Dans le lagon, aucune trace de produits de fission n'est détectée, toute l'activité est due aux produits d'activation de l'eau de mer. Lors de la mission de reconnaissance héliportée à H+6 il est relevé un débit de dose maximal de 30 µSv/h à un mètre au-dessus de la surface de l'eau, l'activité volumique maximale mesurée est de 2,997 GBq/m3 à H+7h30. Dès J+2, l'activité est presque uniformément répartie dans le lagon. Aucune retombée n'est constatée sur l'atoll de Moruroa[5].
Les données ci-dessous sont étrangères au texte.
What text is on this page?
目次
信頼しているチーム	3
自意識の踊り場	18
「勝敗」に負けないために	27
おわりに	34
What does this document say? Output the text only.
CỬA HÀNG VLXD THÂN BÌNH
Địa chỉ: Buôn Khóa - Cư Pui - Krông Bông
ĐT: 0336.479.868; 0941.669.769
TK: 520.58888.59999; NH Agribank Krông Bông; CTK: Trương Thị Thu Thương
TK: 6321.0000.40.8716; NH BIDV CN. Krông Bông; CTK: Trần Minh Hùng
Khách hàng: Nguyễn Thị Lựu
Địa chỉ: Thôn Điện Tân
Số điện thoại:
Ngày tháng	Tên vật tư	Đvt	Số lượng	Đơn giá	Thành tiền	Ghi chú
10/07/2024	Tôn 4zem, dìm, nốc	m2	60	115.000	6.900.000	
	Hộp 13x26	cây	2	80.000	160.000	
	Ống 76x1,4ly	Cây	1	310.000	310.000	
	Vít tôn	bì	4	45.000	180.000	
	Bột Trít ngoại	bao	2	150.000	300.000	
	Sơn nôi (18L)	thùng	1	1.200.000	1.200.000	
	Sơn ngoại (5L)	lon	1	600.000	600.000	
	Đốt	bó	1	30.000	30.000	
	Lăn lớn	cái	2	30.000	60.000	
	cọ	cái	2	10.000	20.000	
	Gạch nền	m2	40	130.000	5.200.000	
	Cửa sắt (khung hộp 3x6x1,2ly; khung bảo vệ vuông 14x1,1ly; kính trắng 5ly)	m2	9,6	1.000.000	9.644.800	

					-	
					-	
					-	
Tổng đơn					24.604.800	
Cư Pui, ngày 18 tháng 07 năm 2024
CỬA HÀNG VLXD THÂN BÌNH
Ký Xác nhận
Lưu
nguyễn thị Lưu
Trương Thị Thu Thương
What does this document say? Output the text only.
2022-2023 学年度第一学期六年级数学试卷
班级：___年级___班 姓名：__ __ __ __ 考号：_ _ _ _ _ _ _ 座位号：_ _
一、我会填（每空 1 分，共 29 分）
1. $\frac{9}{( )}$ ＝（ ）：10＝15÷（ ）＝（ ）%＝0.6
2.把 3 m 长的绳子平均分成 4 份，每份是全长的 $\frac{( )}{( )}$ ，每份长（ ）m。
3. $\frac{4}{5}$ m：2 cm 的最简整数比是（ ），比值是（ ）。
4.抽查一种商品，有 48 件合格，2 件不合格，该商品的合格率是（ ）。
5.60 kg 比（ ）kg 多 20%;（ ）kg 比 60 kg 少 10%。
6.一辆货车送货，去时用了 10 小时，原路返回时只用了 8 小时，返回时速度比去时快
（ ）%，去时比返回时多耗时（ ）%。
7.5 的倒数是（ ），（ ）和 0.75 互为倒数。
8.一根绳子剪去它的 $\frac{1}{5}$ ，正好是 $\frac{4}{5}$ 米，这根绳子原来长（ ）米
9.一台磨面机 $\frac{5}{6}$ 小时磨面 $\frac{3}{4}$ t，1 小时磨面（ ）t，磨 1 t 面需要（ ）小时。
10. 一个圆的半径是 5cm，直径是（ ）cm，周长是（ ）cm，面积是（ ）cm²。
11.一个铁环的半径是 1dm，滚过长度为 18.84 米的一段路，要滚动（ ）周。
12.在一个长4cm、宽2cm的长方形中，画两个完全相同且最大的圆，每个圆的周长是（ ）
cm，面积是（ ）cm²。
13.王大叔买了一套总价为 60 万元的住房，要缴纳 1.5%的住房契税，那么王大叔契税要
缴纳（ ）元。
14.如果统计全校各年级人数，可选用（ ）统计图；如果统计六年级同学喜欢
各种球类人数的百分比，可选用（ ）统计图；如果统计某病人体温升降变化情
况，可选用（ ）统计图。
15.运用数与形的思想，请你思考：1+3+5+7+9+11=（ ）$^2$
Le jour J, les missions de reconnaissance héliportées à partir des TCD Orage et TCD Ouragan ne posent aucun problème. Un contrôle radiologique est toutefois effectué à leur retour pour détecter une éventuelle contamination des appareils ou du personnel[5].
De J+1 à J+3, les missions héliportées vers Fangataufa sont contrôlées au niveau de la cabine VD I ; pendant cette période, 120 personnes sont équipées. La contamination observée se limite aux chaussures "pataugas" des intervenants. Aucune contamination n'est détectée sur les équipements à partir de J+3[5].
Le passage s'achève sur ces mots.